The greatest social revolution
Himmat Singh Gill

Percussions of History
Jagjit Singh.
The Nanakshahi Trust, SAS Nagar
Pages 377. Rs 595.

Percussions of HistoryJust as Prof Mohan Singh’s soulful poetry and Giani Gurdit Singh’s masterly description of village life in Punjab in Mera Pind have become literary classics in their time, eminent Sikh scholar Jagjit Singh’s reissue of Percussions, which houses his twosome of The Sikh Revolution and In The Caravan of Revolutions, should also rate as one of the major works in a critical yet fair analysis of the Sikh ethos, way of life and religious and political perspectives.

Only Jagjit Singh, co-founder of the Institute of Sikh Studies, could have thought of fusing the mission statement of the Sikh Gurus with the commoner’s down to earth approach in leading a dignified and fruitful life. This indeed is the true Sikh philosophy. The joining of the two has produced a readable and easy to follow account that would appeal to all youth, both Sikhs and non-Sikh.
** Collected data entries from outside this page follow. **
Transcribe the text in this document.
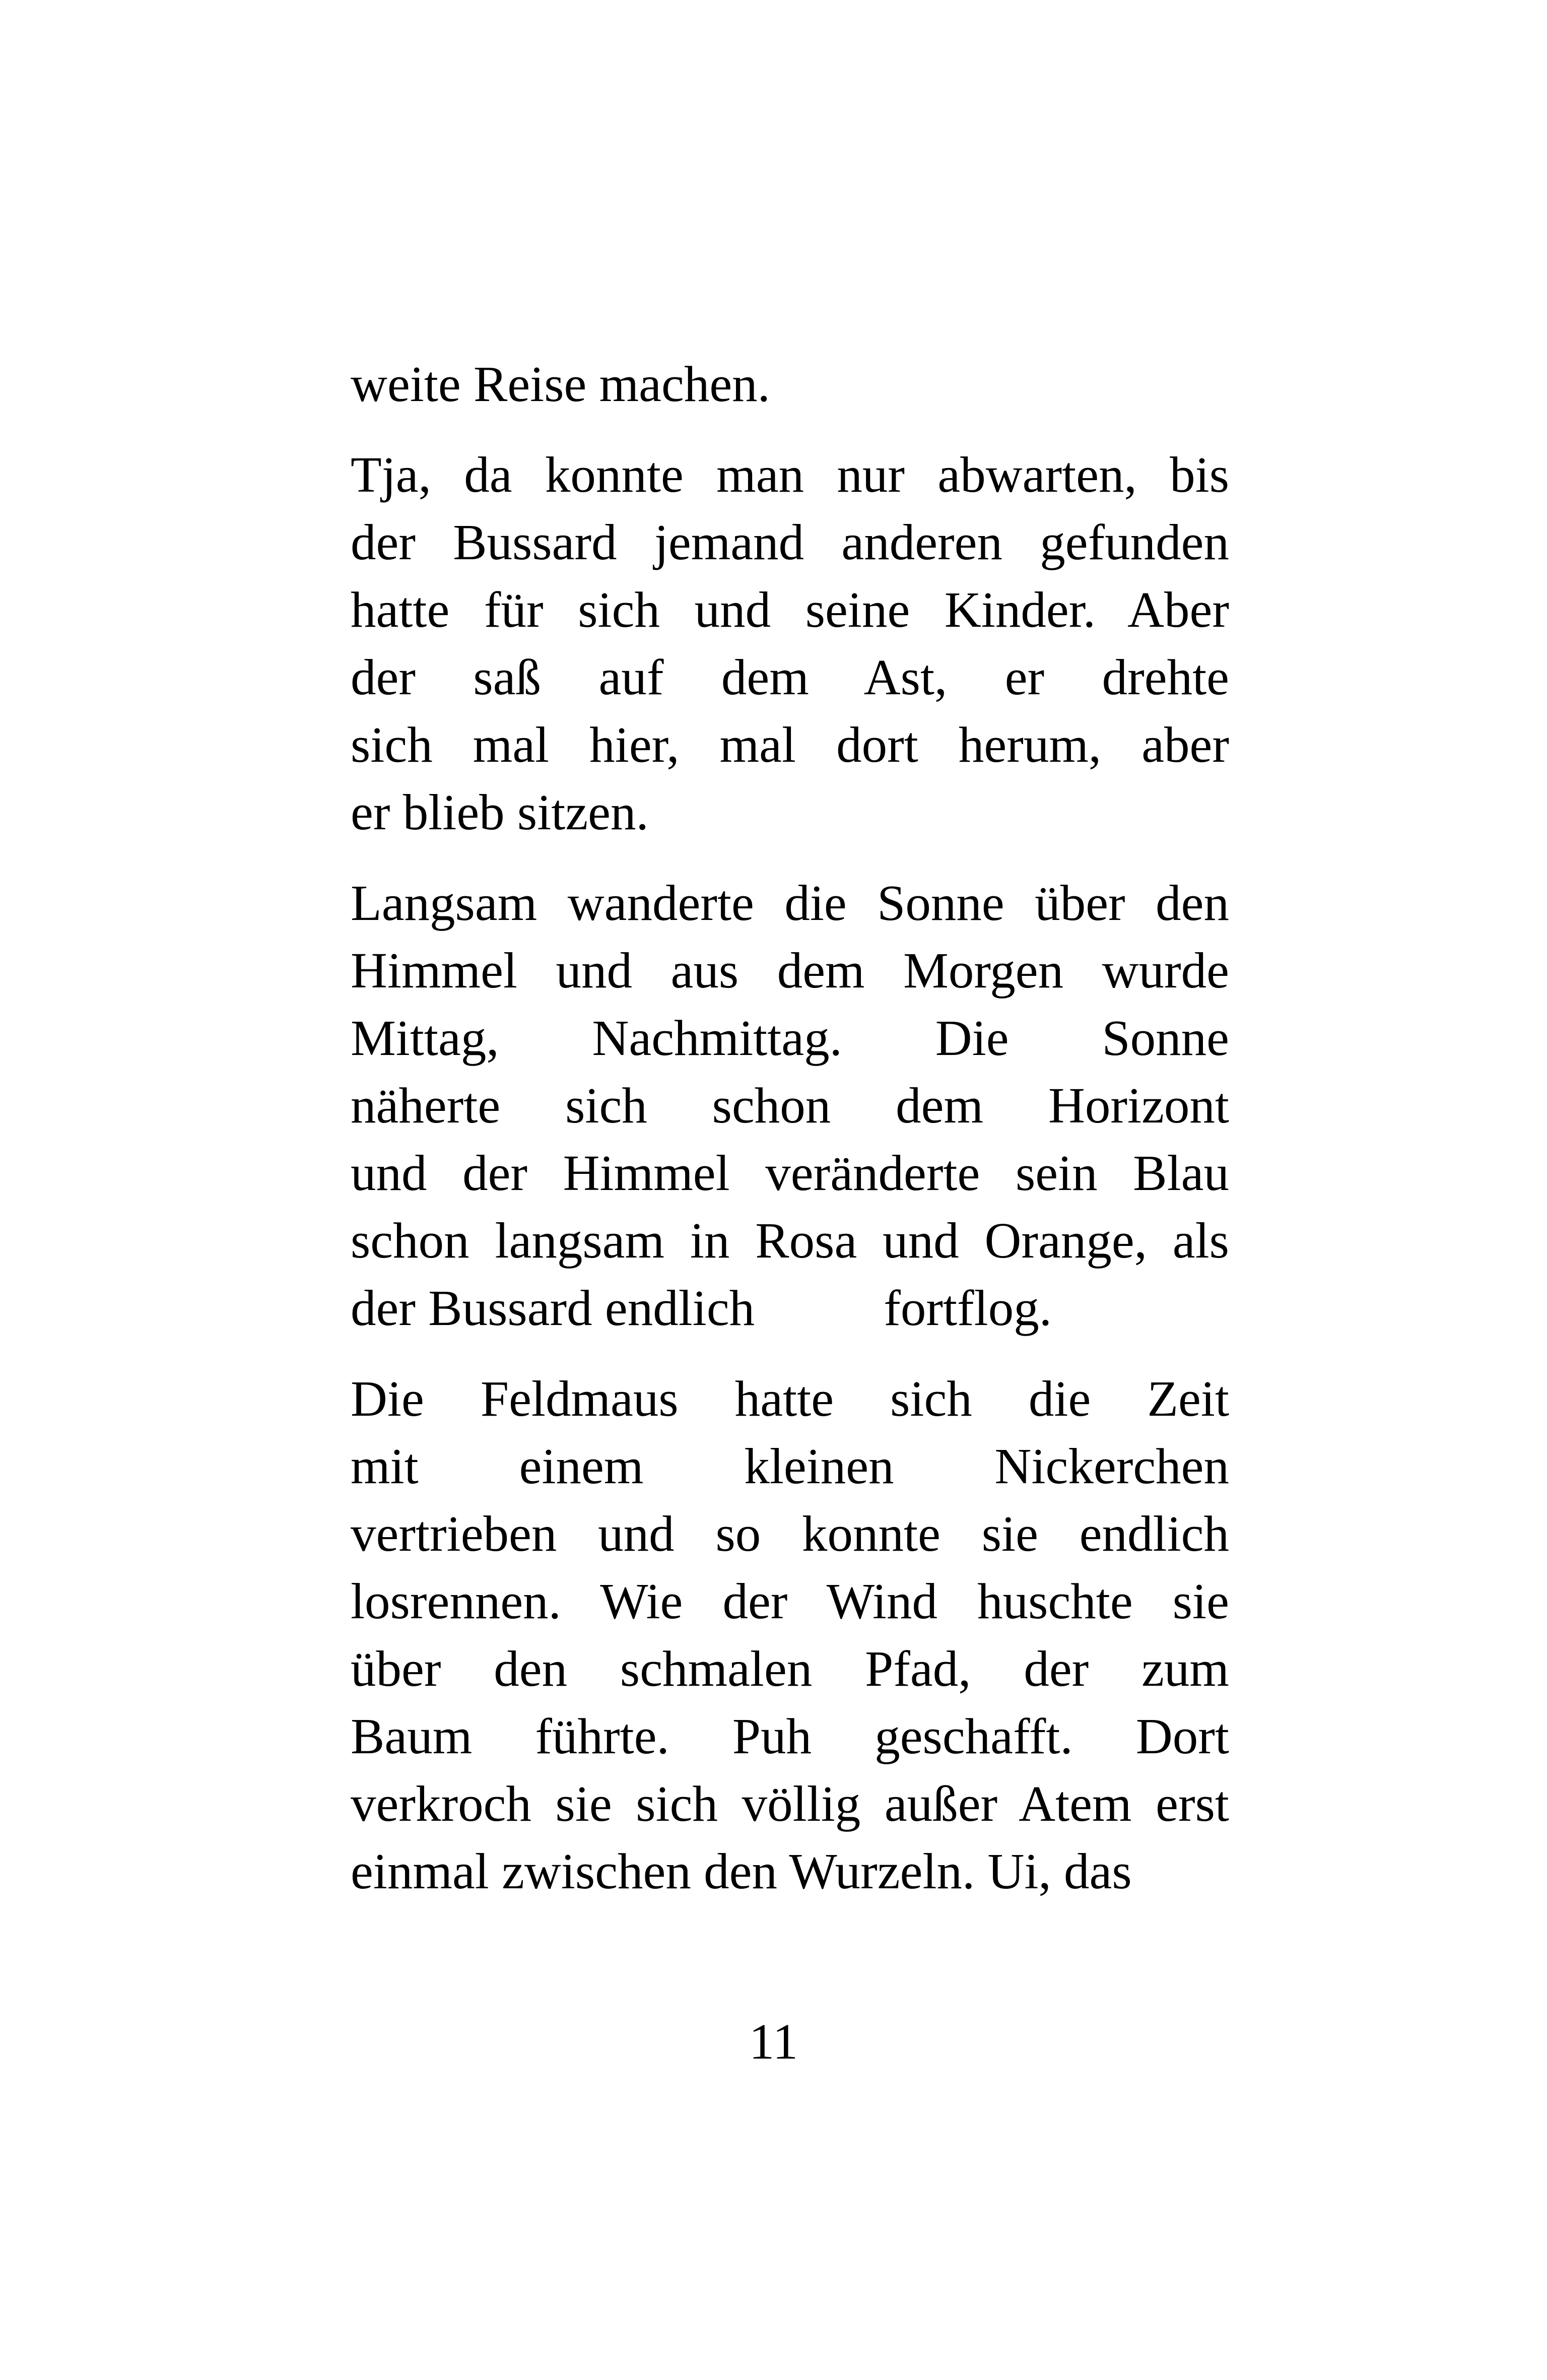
weite Reise machen.
Tja, da konnte man nur abwarten, bis
der Bussard jemand anderen gefunden
hatte für sich und seine Kinder. Aber
der saß auf dem Ast, er drehte
sich mal hier, mal dort herum, aber
er blieb sitzen.
Langsam wanderte die Sonne über den
Himmel und aus dem Morgen wurde
Mittag, Nachmittag. Die Sonne
näherte sich schon dem Horizont
und der Himmel veränderte sein Blau
schon langsam in Rosa und Orange, als
der Bussard endlich	fortflog.
Die Feldmaus hatte sich die Zeit
mit einem kleinen Nickerchen
vertrieben und so konnte sie endlich
losrennen. Wie der Wind huschte sie
über den schmalen Pfad, der zum
Baum führte. Puh geschafft. Dort
verkroch sie sich völlig außer Atem erst
einmal zwischen den Wurzeln. Ui, das
11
The discourse, that tabulates the ills of earlier society, is direct, though non-confrontational. Jagjit quotes Muir, Manu, Max Weber et al, interspersed with his own thesis. Speaking of the caste system, which the Sikh Gurus opposed, he calls the Brahmins "the kingpins" of this system that required Buddhism to be "dethroned" and "mixing of Aryan and non-Aryan blood" to be arrested.

This Gordian knot of "social reaction" had to be taken care of by "liberal force aiming at social progress. The Gurus did what the radical Bhaktas could not: create a society outside the caste-based society, the egalitarian Sikh Panth, where everyone stood equal in every respect. In this "real and meaningful" world, Moksha was irrelevant.
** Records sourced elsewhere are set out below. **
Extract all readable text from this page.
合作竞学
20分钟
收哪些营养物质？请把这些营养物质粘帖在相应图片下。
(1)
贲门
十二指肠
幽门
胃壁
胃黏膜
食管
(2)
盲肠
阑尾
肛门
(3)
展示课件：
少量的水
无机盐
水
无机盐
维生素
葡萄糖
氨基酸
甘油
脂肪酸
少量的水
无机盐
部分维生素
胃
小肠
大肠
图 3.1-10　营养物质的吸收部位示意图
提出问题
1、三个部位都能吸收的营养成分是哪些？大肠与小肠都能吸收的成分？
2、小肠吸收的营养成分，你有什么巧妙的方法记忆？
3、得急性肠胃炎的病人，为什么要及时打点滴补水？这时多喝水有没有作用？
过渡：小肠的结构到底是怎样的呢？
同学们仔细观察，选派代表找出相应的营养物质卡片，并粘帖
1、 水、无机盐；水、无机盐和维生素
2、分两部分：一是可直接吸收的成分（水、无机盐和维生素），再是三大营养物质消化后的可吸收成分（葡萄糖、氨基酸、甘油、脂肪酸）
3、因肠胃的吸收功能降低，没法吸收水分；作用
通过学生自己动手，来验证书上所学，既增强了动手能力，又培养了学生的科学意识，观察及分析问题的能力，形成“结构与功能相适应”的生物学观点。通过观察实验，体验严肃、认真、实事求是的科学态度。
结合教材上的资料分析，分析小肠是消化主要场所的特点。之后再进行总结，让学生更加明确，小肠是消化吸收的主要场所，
The Gurus laid stress on social service (sewa). Guru Nanak, after his travels around the world, took to farming, from where he would send the grain to the common kitchen. Guru Arjan Dev established a leper asylum at Tarn Taran, which runs even to this day. While Buddhism and Jainism eschewed the use of force and Brahmanism sanctioned it only for "upholding the caste order", under the Sikh thesis, armed resistance to tyranny was a religious duty.

Guru Gobind Singh "institutionalised his ideal of defending dharma by creating the Khalsa". The Sikh Gurus condemned idol worship, ceremonialism and ritualism. What was needed was a separate identity, for the Gurus realised that "it was imperative to build a social system and organise the people outside the caste-society". The instrument of the Khalsa was created to "capture political power for a plebeian mission". Historian Hari Ram Gupta writes about the persecution of the Sikhs at the hands of the Mughals: "Majha, the homeland of the Sikhs was completely ruined. A wonderful and terrible trial indeed, from which the weak came out strong, from which the strong came out sublime." The masses joined the revolution because the Sikh Gurus were always in the forefront making supreme sacrifices for the right cause.
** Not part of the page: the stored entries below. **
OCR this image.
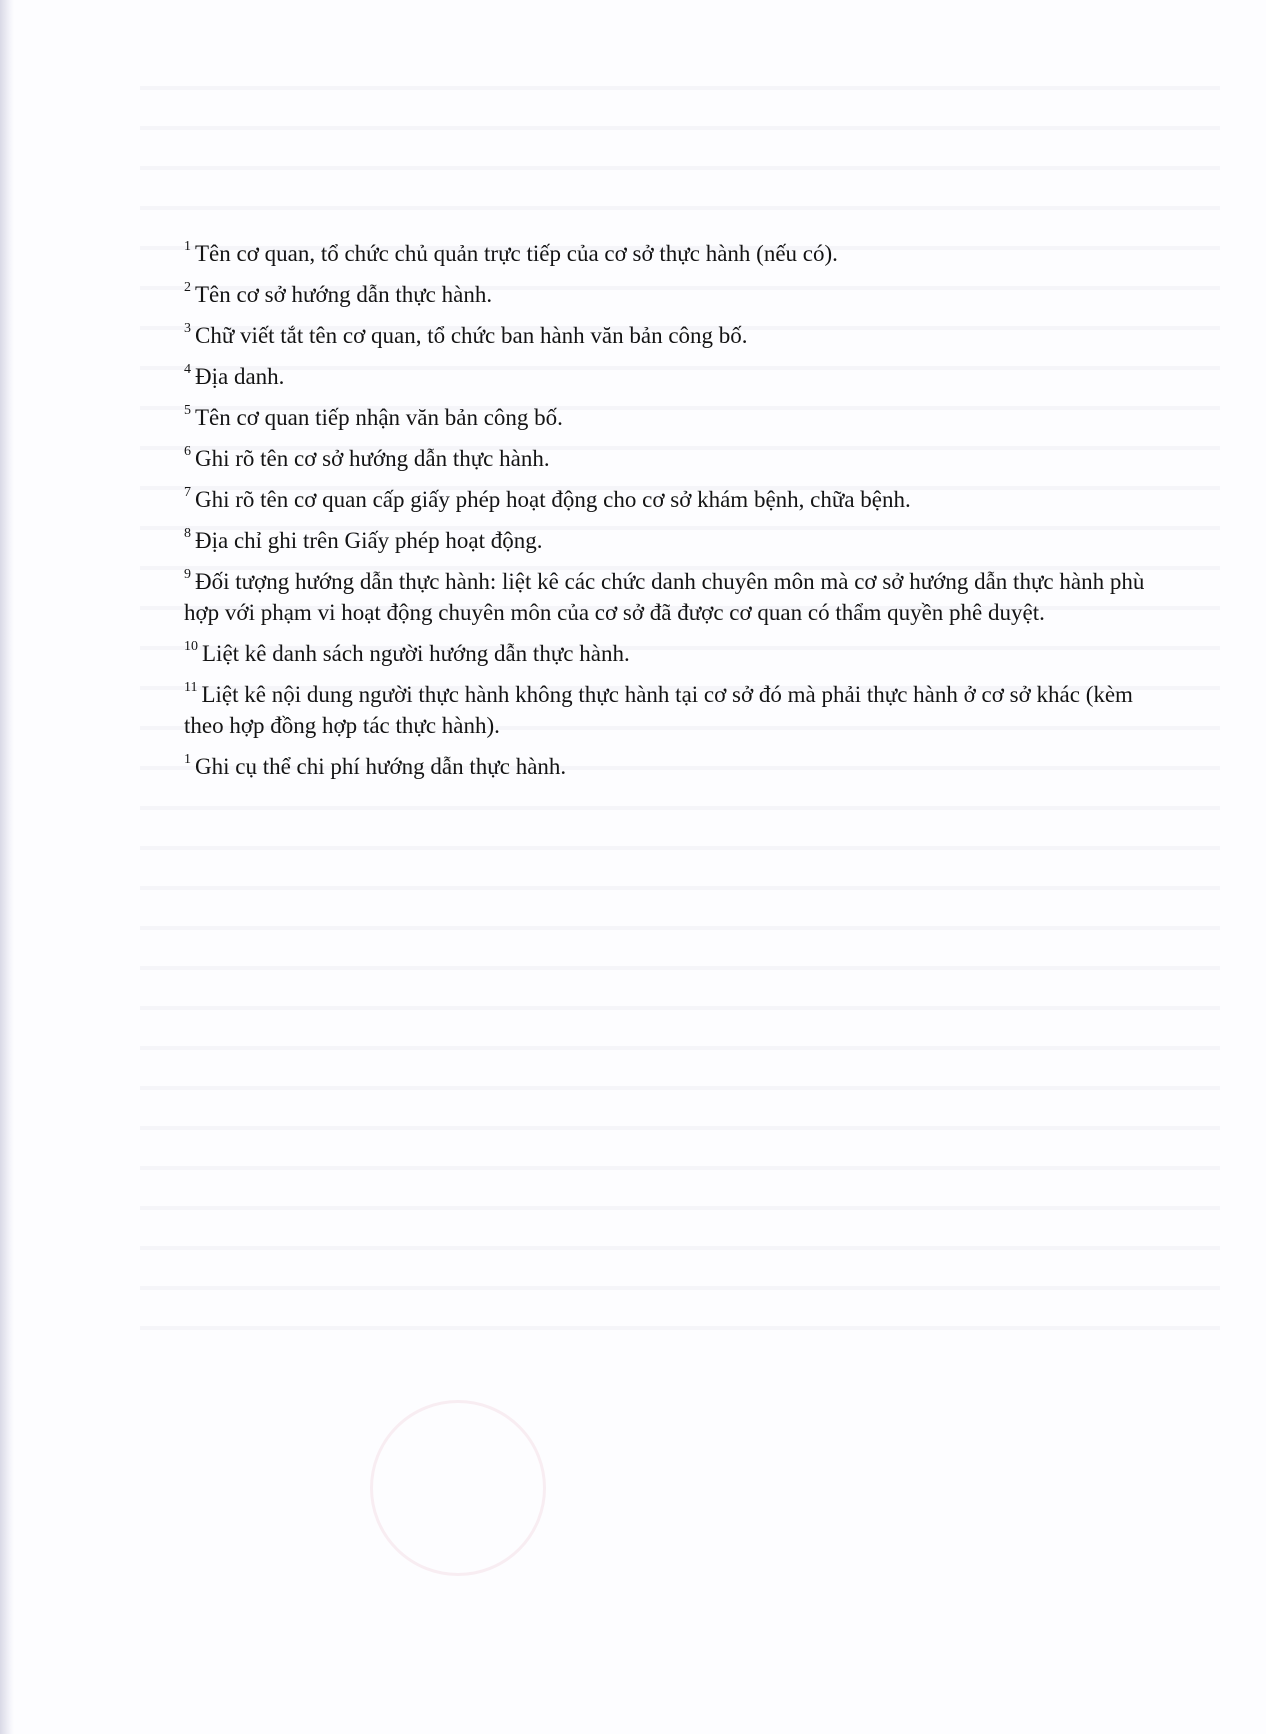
$^1$ Tên cơ quan, tổ chức chủ quản trực tiếp của cơ sở thực hành (nếu có).

$^2$ Tên cơ sở hướng dẫn thực hành.

$^3$ Chữ viết tắt tên cơ quan, tổ chức ban hành văn bản công bố.

$^4$ Địa danh.

$^5$ Tên cơ quan tiếp nhận văn bản công bố.

$^6$ Ghi rõ tên cơ sở hướng dẫn thực hành.

$^7$ Ghi rõ tên cơ quan cấp giấy phép hoạt động cho cơ sở khám bệnh, chữa bệnh.

$^8$ Địa chỉ ghi trên Giấy phép hoạt động.

$^9$ Đối tượng hướng dẫn thực hành: liệt kê các chức danh chuyên môn mà cơ sở hướng dẫn thực hành phù hợp với phạm vi hoạt động chuyên môn của cơ sở đã được cơ quan có thẩm quyền phê duyệt.

$^{10}$ Liệt kê danh sách người hướng dẫn thực hành.

$^{11}$ Liệt kê nội dung người thực hành không thực hành tại cơ sở đó mà phải thực hành ở cơ sở khác (kèm theo hợp đồng hợp tác thực hành).

$^1$ Ghi cụ thể chi phí hướng dẫn thực hành.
Jagjit just quotes from religious texts or writings of learned writers and translators and leaves the reader to make up his own mind. When 700 Sikhs were taken prisoner along with Banda Bahadur and faced execution unless they converted to Islam, Irvine writes: "Although life was promised to those who became Muhammadans, not one prisoner proved false to his faith."

Jagjit says that the Sikh movement is, quality wise, probably the greatest social revolution, considering how the untouchables, subjected to the lowest level of human inequality and repulsiveness, were incorporated into the Khalsa.

Comparing the Sikh revolution with the revolutions in France and America, Jagjit highlights that class interests and racial aversion took a long time to be banished there, unlike the Sikhs’ surgical transformation of its followers on the grounds of fraternity, liberty and equality. Also, the Sikh revolution took place at a difficult time, in a caste-ridden society and under a fanatical foreign rule, when contemporary historians called the Sikhs by uncharitable names. The Sikh Revolution was social and political in nature, secular in kind and driven by religious inspiration. Had there been no Guru Gobind Singh and his call to arms, Sufi saint Bulleh Shah writes that the entire population would have been either circumcised or converted.

Jagjit’s has not hesitated to show some of the failings of the movement; thus, his analysis of the Sikh revolution is both fair and objective.